First of all this morning they pumped some sort of chemical into her kidneys, and she had to have a scan every hour for about five hours, to see how the stuff was going through her. She was happy enough to toddle around the hospital on her own, bless - which in itself is good to know, because I know there have been days when it's all she could do to walk upstairs or from room to room.

Then, this afternoon, the chemo registration. The outcome is that she has two appointments next week - one on the afternoon of Tuesday 12 Jan, which is just a quick one to give her some test results, and then the actual chemo on Wednesday 13 Jan which will take most of the day.

So at last...it feels like things are finally moving in a positive way.

Saturday 2 January 2010

Happy New Year?


(Pic, left - mam on Christmas day 2008 - four months before the first sign that anything was wrong)
New year's eve makes me wierd at the best of times....to some extent it's always felt like "enforced jollity" - you stay up late, drink and lark around because it seems to be 'the done thing'. Jools Holland doesn't even do his NYE programme live, it's done a couple of weeks in advance.

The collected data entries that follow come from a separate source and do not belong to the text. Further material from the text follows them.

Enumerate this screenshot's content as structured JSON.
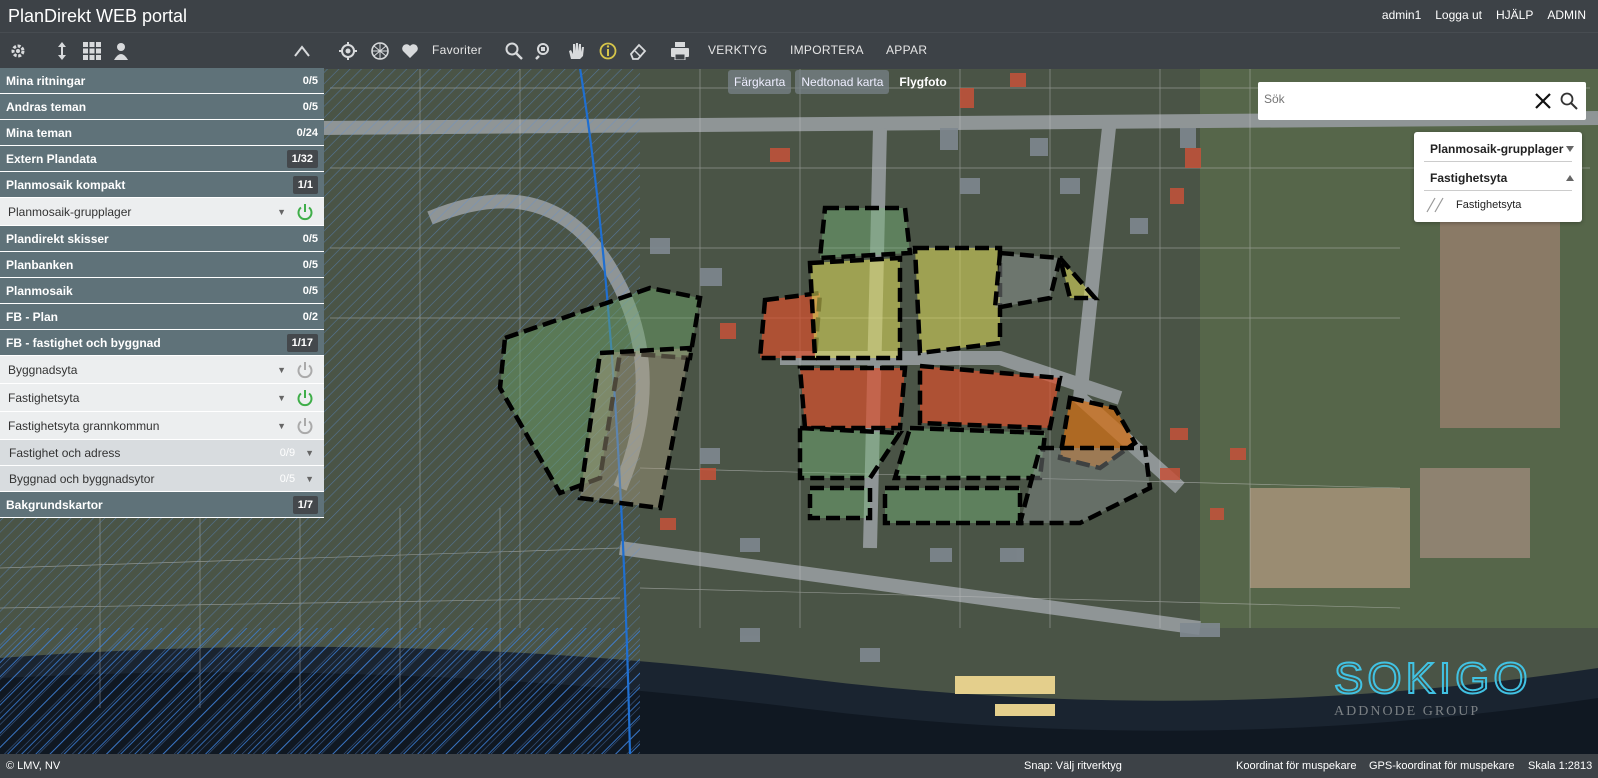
{
  "header": {
    "title": "PlanDirekt WEB portal",
    "links": [
      "admin1",
      "Logga ut",
      "HJÄLP",
      "ADMIN"
    ]
  },
  "toolbar": {
    "favoriter": "Favoriter",
    "verktyg": "VERKTYG",
    "importera": "IMPORTERA",
    "appar": "APPAR",
    "icons": [
      "gear-icon",
      "pan-icon",
      "grid-icon",
      "user-location-icon",
      "collapse-icon",
      "locate-icon",
      "globe-icon",
      "heart-icon",
      "search-icon",
      "search-map-icon",
      "hand-icon",
      "info-icon",
      "eraser-icon",
      "print-icon"
    ]
  },
  "map": {
    "tabs": [
      "Färgkarta",
      "Nedtonad karta",
      "Flygfoto"
    ],
    "active_tab": "Flygfoto",
    "search_placeholder": "Sök"
  },
  "layer_panel": {
    "group": "Planmosaik-grupplager",
    "layer": "Fastighetsyta",
    "legend": "Fastighetsyta"
  },
  "sidebar": {
    "rows": [
      {
        "label": "Mina ritningar",
        "count": "0/5",
        "kind": "dark"
      },
      {
        "label": "Andras teman",
        "count": "0/5",
        "kind": "dark"
      },
      {
        "label": "Mina teman",
        "count": "0/24",
        "kind": "dark"
      },
      {
        "label": "Extern Plandata",
        "count": "1/32",
        "kind": "dark-badge"
      },
      {
        "label": "Planmosaik kompakt",
        "count": "1/1",
        "kind": "dark-badge"
      },
      {
        "label": "Planmosaik-grupplager",
        "kind": "light",
        "power": "on"
      },
      {
        "label": "Plandirekt skisser",
        "count": "0/5",
        "kind": "dark"
      },
      {
        "label": "Planbanken",
        "count": "0/5",
        "kind": "dark"
      },
      {
        "label": "Planmosaik",
        "count": "0/5",
        "kind": "dark"
      },
      {
        "label": "FB - Plan",
        "count": "0/2",
        "kind": "dark"
      },
      {
        "label": "FB - fastighet och byggnad",
        "count": "1/17",
        "kind": "dark-badge"
      },
      {
        "label": "Byggnadsyta",
        "kind": "light",
        "power": "off"
      },
      {
        "label": "Fastighetsyta",
        "kind": "light",
        "power": "on"
      },
      {
        "label": "Fastighetsyta grannkommun",
        "kind": "light",
        "power": "off"
      },
      {
        "label": "Fastighet och adress",
        "count": "0/9",
        "kind": "grey"
      },
      {
        "label": "Byggnad och byggnadsytor",
        "count": "0/5",
        "kind": "grey"
      },
      {
        "label": "Bakgrundskartor",
        "count": "1/7",
        "kind": "dark-badge"
      }
    ]
  },
  "status": {
    "attribution": "© LMV, NV",
    "snap": "Snap: Välj ritverktyg",
    "coord": "Koordinat för muspekare",
    "gps": "GPS-koordinat för muspekare",
    "scale": "Skala 1:2813"
  },
  "logo": {
    "name": "SOKIGO",
    "sub": "ADDNODE GROUP"
  },
  "colors": {
    "accent_green": "#3fae49",
    "panel_dark": "#5f7279",
    "boundary_blue": "#1f6fd1"
  }
}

This time around I decided well in advance that this NYE would be different. In all likelihood it's going to be a pretty horrible year: mam has advanced ovarian cancer and has already had a series of ops just to find out what's wrong and 'stabilise' her overall condition, which have left her looking nigh-on skeletal, pale and incredibly fragile. This year she'll hopefully (if she's well enough) begin a course of fairly severe chemotherapy which we know will leave her feeling even more rough than she currently does. Me, my older sister and brother are stuck 200 miles away, have done and will do what we can given our leave allowances and the logistics of financing 400 mile round trips.

I guess there must be a decent chance that the chemo won't achieve much, given how far the cancer has spread already (from ovaries to bowel, stomach and bladder). And even if its success is limited, it might take so much out of mam that she decides not to persevere (I know there's already been one night in hospital recently when she felt so ill she thought she was 'slipping away'...turns out she was just dropping off into a deep sleep. What if the cancer spreads even further? What if she's not even well enough to start chemo in the first place? So there must also be a decent chance that 2010 will be the year we'll lose mam - and have to work out how we move forward, with an 82 year old dad who just wouldn't be able to cope with running a house, but is way too proud to move to a care home or even just have a home help.

All things taken into account, I just couldn't see why I should be looking forward to 2010 because there's a good chance it WON'T be a 'happy new year'.

So I spent NYE baking, and avoiding all the TV/radio coverage of impending celebrations, watched 'normal' tv then went to bed to read, turning the lights out at 11.20. Must've been just nodding off when fireworks were let off for midnight but they didn't last long and I nodded off again.

Woke up the following morning......and I don't feel like I missed out on anything.

Phoned mam in the evening of January 1st and she sounds really perky, just like "normal mam". My brother is travelling up on Sunday and taking her to her kidney ultrasound tests and another attempt at chemo reg on Mon.